El mar Cantábrico esculpe sin descanso la costa cántabra. A lo largo de los años ha tallado formaciones naturales asombrosas como:

  • El Urro del Manzano, en Costa Quebrada: un arco de piedra en el agua.

  • Los bufones cercanos a Llanes (aunque asturianos, están muy próximos): orificios naturales en los acantilados por donde el mar sopla chorros de agua y bruma cuando hay marea alta.

  • Islotes solitarios como los de Mouro (Santander), Santa Marina (Loredo) o los Ratones (Pedreña), que parecen flotar sobre el horizonte marino.

Marismas, pozas y playas con apariencia caribeña

Cantabria también sorprende con tramos costeros de agua turquesa, especialmente en zonas protegidas como:

  • San Juan de la Canal (Soto de la Marina)

  • Berria (Santoña)

  • El Puntal (Somoplaya y Pedreña)

El color del agua y la tranquilidad del oleaje en días de calma hacen que estos lugares parezcan más bien islas del Caribe, aunque con alma atlántica.

Además, en lugares como Usil (Mogro) o Joyel (Noja), la playa convive con marismas ricas en aves, cangrejos y biodiversidad, formando ecosistemas mixtos únicos en el norte de la península.

Islas misteriosas y visibles solo en ciertas mareas

Aunque Cantabria no tiene islas habitadas como otras regiones, cuenta con una colección de islotes mágicos:

  • Santa Marina (Loredo), la isla más grande, deshabitada y visible desde la costa.

  • Isla de Mouro, con su faro solitario frente al Sardinero.

  • Isla de los Ratones, que aparece y desaparece con la marea en la bahía de Santander.

Estos lugares, inaccesibles por tierra, son perfectos para rutas en kayak, snorkel o fotografía marina.

Los mejores atardeceres del norte se ven aquí

Por su orientación oeste y su costa abierta, Cantabria presume de algunos de los atardeceres más bellos del norte de España.
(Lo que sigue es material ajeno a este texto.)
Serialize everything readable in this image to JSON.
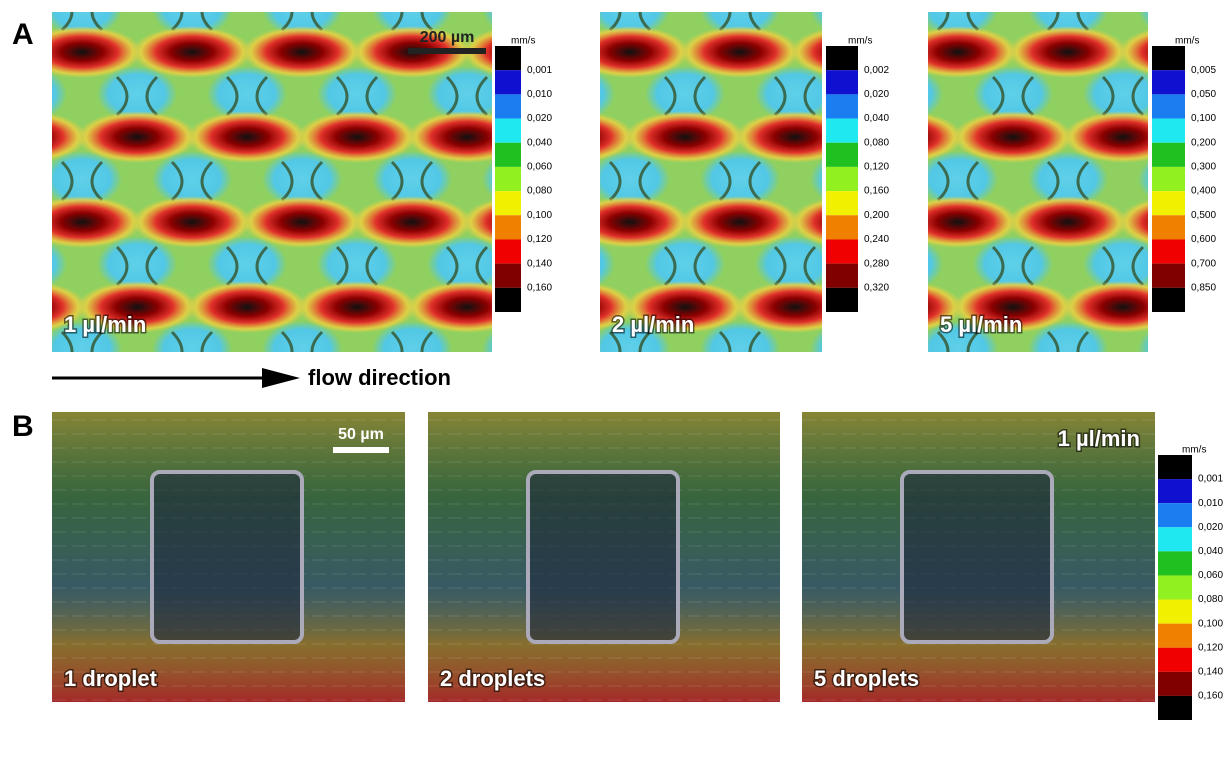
{
  "panel_a": {
    "label": "A",
    "scale_bar": "200 µm",
    "flow_direction": "flow direction",
    "images": [
      {
        "label": "1 µl/min"
      },
      {
        "label": "2 µl/min"
      },
      {
        "label": "5 µl/min"
      }
    ],
    "colorbars": [
      {
        "unit": "mm/s",
        "ticks": [
          "0,001",
          "0,010",
          "0,020",
          "0,040",
          "0,060",
          "0,080",
          "0,100",
          "0,120",
          "0,140",
          "0,160"
        ]
      },
      {
        "unit": "mm/s",
        "ticks": [
          "0,002",
          "0,020",
          "0,040",
          "0,080",
          "0,120",
          "0,160",
          "0,200",
          "0,240",
          "0,280",
          "0,320"
        ]
      },
      {
        "unit": "mm/s",
        "ticks": [
          "0,005",
          "0,050",
          "0,100",
          "0,200",
          "0,300",
          "0,400",
          "0,500",
          "0,600",
          "0,700",
          "0,850"
        ]
      }
    ]
  },
  "panel_b": {
    "label": "B",
    "scale_bar": "50 µm",
    "flow_rate": "1 µl/min",
    "images": [
      {
        "label": "1 droplet"
      },
      {
        "label": "2 droplets"
      },
      {
        "label": "5 droplets"
      }
    ],
    "colorbar": {
      "unit": "mm/s",
      "ticks": [
        "0,001",
        "0,010",
        "0,020",
        "0,040",
        "0,060",
        "0,080",
        "0,100",
        "0,120",
        "0,140",
        "0,160"
      ]
    }
  }
}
Puntos como:

  • Liencres

  • Langre

  • Mogro

  • Santander (Cabo Mayor)

  • El acantilado de Oriñón

… ofrecen vistas impresionantes de el sol hundiéndose en el Cantábrico, tiñendo de naranja, lila y oro el cielo y el mar. Es un espectáculo natural, gratuito y memorable, sobre todo en primavera y otoño, cuando las nubes medianas reflejan mejor la luz.